NEW YORK — This time, there were no malfunctions. And there was no hot tea either, but hey, it could have been worse. It could’ve been last year.
Mariah Carey, wearing a white fur coat, long earrings and a gold-colored glittery dress, took the stage in Times Square to close out 2017, one year after a debacle of a performance that could be a contender for the Mount Rushmore of live-television moments, right alongside Janet Jackson’s Super Bowl wardrobe malfunction.
This time, Carey’s performance did not feature the backup dancers of last year. There was minimal choreography, as she stayed in mostly one spot onstage during a frigid New York City night. She started a two-song set at 11:38 p.m. with “Vision of Love,” her first single, from 1990. Before her second song — “Hero,” from 1993 — it seemed all was not well from Carey’s point of view. She wanted her tea. She wanted it then.
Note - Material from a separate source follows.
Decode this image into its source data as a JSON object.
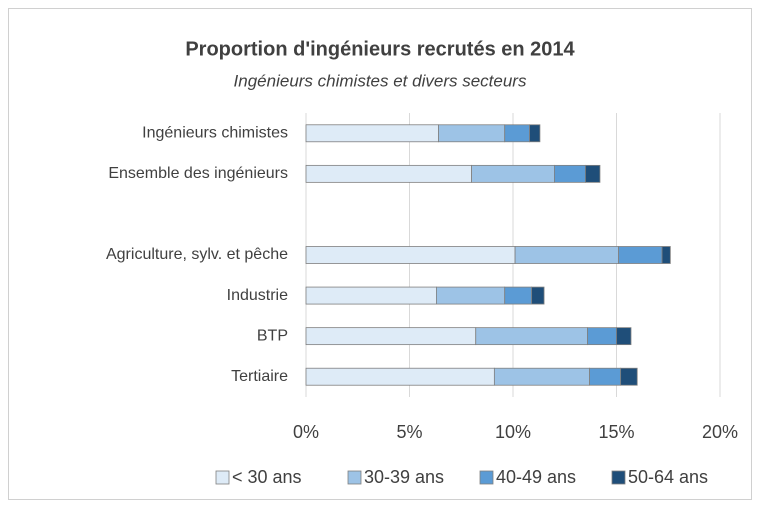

“Happy New Year!” Carey said, addressing the crowd. “Just want to take a sip of tea if they’ll let me. They told me there would be tea. Oh! It’s a disaster. OK. Well, we’ll just have to rough it. I’m going to be just like everybody else with no hot tea. But we’re going to try and do this one for you.”
Even without the tea, Carey’s performance gathered strength throughout the set without any obvious glitches — a marked improvement from last year. After the ball dropped at midnight, she was seen onstage on the ABC telecast, singing along with Frank Sinatra’s “New York, New York,” which was blaring over speakers. Minutes later, she gave a short interview to Ryan Seacrest, host of the night’s festivities for Dick Clark Productions.
“Oh, I’m feeling a lot better than last year, when I had to get my own police escort to walk away,” Carey said, after Seacrest asked how she was feeling.
Last year’s performance, a three-song set, was an abject, Murphy’s Law-level disaster. Carey started her set with the glitz one might expect of a pop star — again wearing a fur coat and surrounded by men holding feathers. After a flawless (and seemingly lip-synced) rendition of “Auld Lang Syne,” problems began almost immediately with “Emotions,” Carey’s 1991 hit.
Within seconds, instead of singing the song, she ordered her dancers to “just walk me down,” referring to steps on the stage. And then she wished the crowd a happy New Year rather than sing the verse. The awkwardness increased exponentially from there, as Carey stood onstage without singing, throwing slight asides to the audience like, “We didn’t have a sound check but it’s New Year’s, baby, that’s OK, you guys,” and “I’m trying to be a good sport here.” She repeatedly complained of not being able to hear the monitor. There was clear lip-syncing.
But this time, both sides pulled out every stop to make sure there was no repeat. Carey personally sound checked the performance hours in advance.
It paid off. In a made-for-television act of pop culture redemption, Carey’s performance made it to the finish line, except for the desire for hot tea. In subzero wind chill, who could blame her? After “Hero” finished, the camera went back to Seacrest.
“And that is why she is Mariah Carey,” Seacrest said.